Il Colosseo contribuisce per 1,4 miliardi di euro all'anno all'economia italiana (in termini di contributo al pil) come attrazione turistico-culturale e ha un valore sociale pari a circa 77 miliardi. Non è solo il monumento più visitato nel nostro Paese, ma un’icona di interesse globale: solo nel 2019 lo hanno visitato oltre 7 milioni di persone provenienti da tutto il mondo. Sono dati resi noti da Marco Vulpiani, Partner e responsabile dell’area Valuation, Modeling & Economic Advisory di Deloitte Central Mediterranean, nel commentare in anteprima lo studio “The value of an Iconic Asset. The economic and social value of the Colosseum” condotto dal team Italiano di Economic Advisory, specializzato in analisi di valore ed impatto economico-sociali.

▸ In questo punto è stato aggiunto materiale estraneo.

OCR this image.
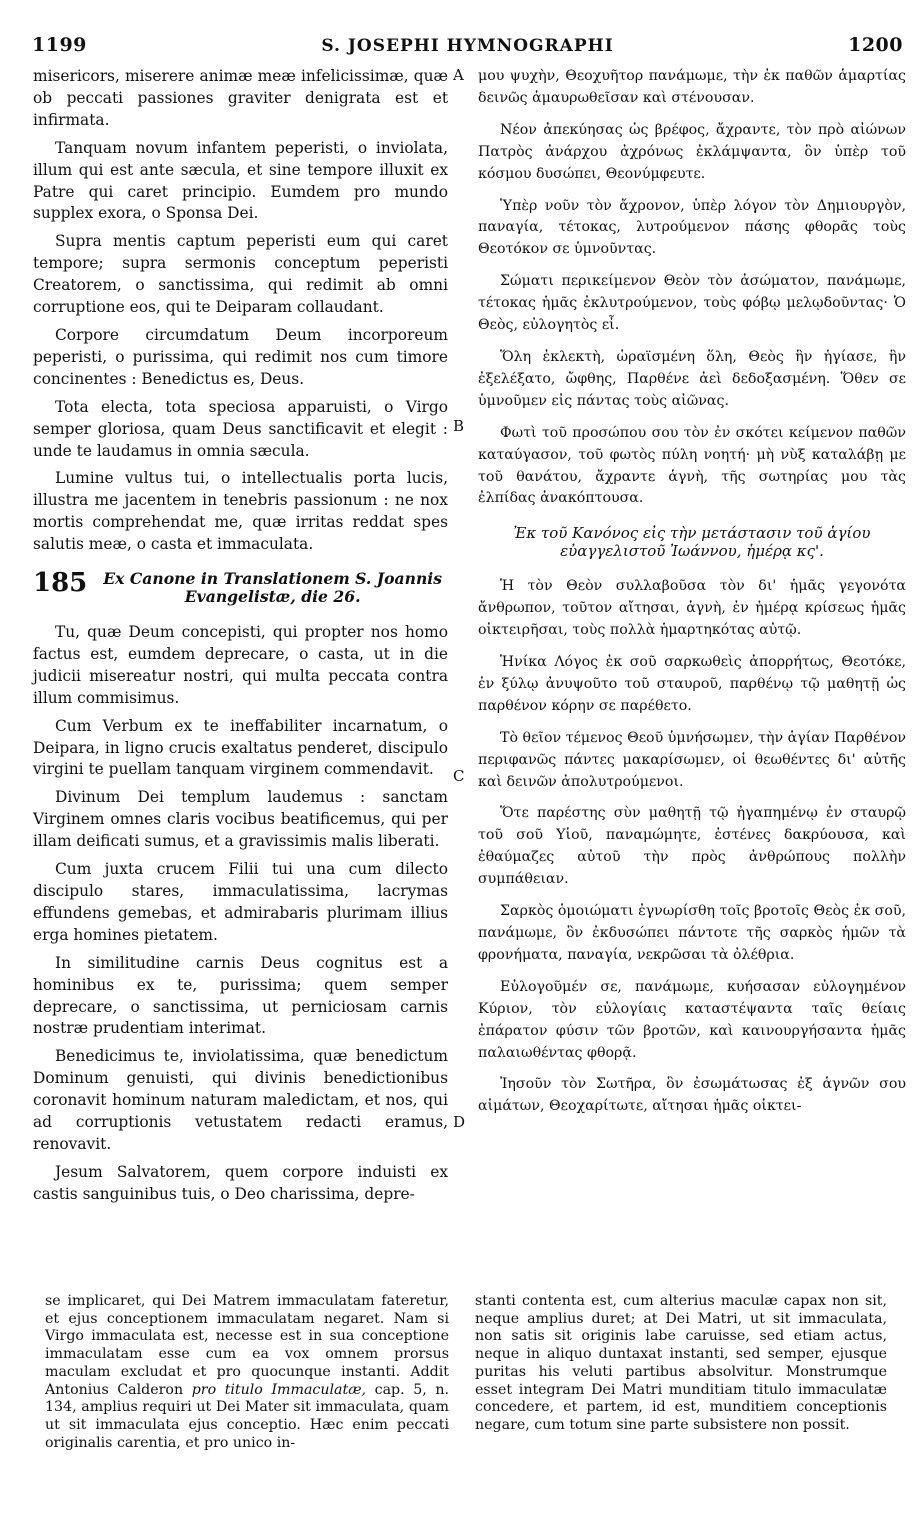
1199	S. JOSEPHI HYMNOGRAPHI	1200

misericors, miserere animæ meæ infelicissimæ, quæ ob peccati passiones graviter denigrata est et infirmata.

Tanquam novum infantem peperisti, o inviolata, illum qui est ante sæcula, et sine tempore illuxit ex Patre qui caret principio. Eumdem pro mundo supplex exora, o Sponsa Dei.

Supra mentis captum peperisti eum qui caret tempore; supra sermonis conceptum peperisti Creatorem, o sanctissima, qui redimit ab omni corruptione eos, qui te Deiparam collaudant.

Corpore circumdatum Deum incorporeum peperisti, o purissima, qui redimit nos cum timore concinentes : Benedictus es, Deus.

Tota electa, tota speciosa apparuisti, o Virgo semper gloriosa, quam Deus sanctificavit et elegit : unde te laudamus in omnia sæcula.

Lumine vultus tui, o intellectualis porta lucis, illustra me jacentem in tenebris passionum : ne nox mortis comprehendat me, quæ irritas reddat spes salutis meæ, o casta et immaculata.

185	Ex Canone in Translationem S. Joannis Evangelistæ, die 26.

Tu, quæ Deum concepisti, qui propter nos homo factus est, eumdem deprecare, o casta, ut in die judicii misereatur nostri, qui multa peccata contra illum commisimus.

Cum Verbum ex te ineffabiliter incarnatum, o Deipara, in ligno crucis exaltatus penderet, discipulo virgini te puellam tanquam virginem commendavit.

Divinum Dei templum laudemus : sanctam Virginem omnes claris vocibus beatificemus, qui per illam deificati sumus, et a gravissimis malis liberati.

Cum juxta crucem Filii tui una cum dilecto discipulo stares, immaculatissima, lacrymas effundens gemebas, et admirabaris plurimam illius erga homines pietatem.

In similitudine carnis Deus cognitus est a hominibus ex te, purissima; quem semper deprecare, o sanctissima, ut perniciosam carnis nostræ prudentiam interimat.

Benedicimus te, inviolatissima, quæ benedictum Dominum genuisti, qui divinis benedictionibus coronavit hominum naturam maledictam, et nos, qui ad corruptionis vetustatem redacti eramus, renovavit.

Jesum Salvatorem, quem corpore induisti ex castis sanguinibus tuis, o Deo charissima, depre-

A
B
C
D

μου ψυχὴν, Θεοχυῆτορ πανάμωμε, τὴν ἐκ παθῶν ἁμαρτίας δεινῶς ἀμαυρωθεῖσαν καὶ στένουσαν.

Νέον ἀπεκύησας ὡς βρέφος, ἄχραντε, τὸν πρὸ αἰώνων Πατρὸς ἀνάρχου ἀχρόνως ἐκλάμψαντα, ὃν ὑπὲρ τοῦ κόσμου δυσώπει, Θεονύμφευτε.

Ὑπὲρ νοῦν τὸν ἄχρονον, ὑπὲρ λόγον τὸν Δημιουργὸν, παναγία, τέτοκας, λυτρούμενον πάσης φθορᾶς τοὺς Θεοτόκον σε ὑμνοῦντας.

Σώματι περικείμενον Θεὸν τὸν ἀσώματον, πανάμωμε, τέτοκας ἡμᾶς ἐκλυτρούμενον, τοὺς φόβῳ μελῳδοῦντας· Ὁ Θεὸς, εὐλογητὸς εἶ.

Ὅλη ἐκλεκτὴ, ὡραϊσμένη ὅλη, Θεὸς ἣν ἡγίασε, ἣν ἐξελέξατο, ὤφθης, Παρθένε ἀεὶ δεδοξασμένη. Ὅθεν σε ὑμνοῦμεν εἰς πάντας τοὺς αἰῶνας.

Φωτὶ τοῦ προσώπου σου τὸν ἐν σκότει κείμενον παθῶν καταύγασον, τοῦ φωτὸς πύλη νοητή· μὴ νὺξ καταλάβῃ με τοῦ θανάτου, ἄχραντε ἁγνὴ, τῆς σωτηρίας μου τὰς ἐλπίδας ἀνακόπτουσα.

Ἐκ τοῦ Κανόνος εἰς τὴν μετάστασιν τοῦ ἁγίου εὐαγγελιστοῦ Ἰωάννου, ἡμέρᾳ κς'.

Ἡ τὸν Θεὸν συλλαβοῦσα τὸν δι' ἡμᾶς γεγονότα ἄνθρωπον, τοῦτον αἴτησαι, ἁγνὴ, ἐν ἡμέρᾳ κρίσεως ἡμᾶς οἰκτειρῆσαι, τοὺς πολλὰ ἡμαρτηκότας αὐτῷ.

Ἡνίκα Λόγος ἐκ σοῦ σαρκωθεὶς ἀπορρήτως, Θεοτόκε, ἐν ξύλῳ ἀνυψοῦτο τοῦ σταυροῦ, παρθένῳ τῷ μαθητῇ ὡς παρθένον κόρην σε παρέθετο.

Τὸ θεῖον τέμενος Θεοῦ ὑμνήσωμεν, τὴν ἁγίαν Παρθένον περιφανῶς πάντες μακαρίσωμεν, οἱ θεωθέντες δι' αὐτῆς καὶ δεινῶν ἀπολυτρούμενοι.

Ὅτε παρέστης σὺν μαθητῇ τῷ ἠγαπημένῳ ἐν σταυρῷ τοῦ σοῦ Υἱοῦ, παναμώμητε, ἐστένες δακρύουσα, καὶ ἐθαύμαζες αὐτοῦ τὴν πρὸς ἀνθρώπους πολλὴν συμπάθειαν.

Σαρκὸς ὁμοιώματι ἐγνωρίσθη τοῖς βροτοῖς Θεὸς ἐκ σοῦ, πανάμωμε, ὃν ἐκδυσώπει πάντοτε τῆς σαρκὸς ἡμῶν τὰ φρονήματα, παναγία, νεκρῶσαι τὰ ὀλέθρια.

Εὐλογοῦμέν σε, πανάμωμε, κυήσασαν εὐλογημένον Κύριον, τὸν εὐλογίαις καταστέψαντα ταῖς θείαις ἐπάρατον φύσιν τῶν βροτῶν, καὶ καινουργήσαντα ἡμᾶς παλαιωθέντας φθορᾷ.

Ἰησοῦν τὸν Σωτῆρα, ὃν ἐσωμάτωσας ἐξ ἁγνῶν σου αἱμάτων, Θεοχαρίτωτε, αἴτησαι ἡμᾶς οἰκτει-

se implicaret, qui Dei Matrem immaculatam fateretur, et ejus conceptionem immaculatam negaret. Nam si Virgo immaculata est, necesse est in sua conceptione immaculatam esse cum ea vox omnem prorsus maculam excludat et pro quocunque instanti. Addit Antonius Calderon pro titulo Immaculatæ, cap. 5, n. 134, amplius requiri ut Dei Mater sit immaculata, quam ut sit immaculata ejus conceptio. Hæc enim peccati originalis carentia, et pro unico in-

stanti contenta est, cum alterius maculæ capax non sit, neque amplius duret; at Dei Matri, ut sit immaculata, non satis sit originis labe caruisse, sed etiam actus, neque in aliquo duntaxat instanti, sed semper, ejusque puritas his veluti partibus absolvitur. Monstrumque esset integram Dei Matri munditiam titulo immaculatæ concedere, et partem, id est, munditiem conceptionis negare, cum totum sine parte subsistere non possit.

«Oltre ai suoi benefici diretti, il Colosseo genera un valore d’uso indiretto, ovvero un valore intangibile connesso al piacere della sola vicinanza e vista di un’opera iconica unica e magnifica, il cosiddetto valore edonico, così come evidenziato dai prezzi delle unità immobiliari in prossimità del sito», aggiunge Vulpiani. «Sulla base delle transazioni osservate nel mercato immobiliare nelle vicinanze dell’asset ed attraverso la costruzione di un modello econometrico dedicato, abbiamo stimato che il valore d'uso indiretto del Colosseo, stimato con il metodo dei prezzi edonici, è pari a oltre 400 milioni di euro.

Infine, rimaneva da stimare il valore del Colosseo come asset sociale (il c.d. “Social Asset Value”), ossia il valore che la società riconosce alla sua stessa “esistenza”. Infatti, nel valutare un asset iconico così importante del patrimonio culturale mondiale non ci si può limitare a considerare soltanto i benefici finanziari che questo può produrre, ma anche il valore connesso alla importanza che la società riconosce all’esistenza del bene, per tutti i benefici emozionali che generati dalle sue caratteristiche di asset “iconico” unico al mondo, con oltre 2000 anni di storia, il cosiddetto valore di esistenza. Come misurare tale valore? Riferendosi a quanto la collettività sarebbe disposta a pagare (la cosiddetta “Willingness To Pay”) per preservare il bene, attraverso l’utilizzo di tecniche valutative riconosciute per la valutazione di asset culturali e basate su una survey dedicata.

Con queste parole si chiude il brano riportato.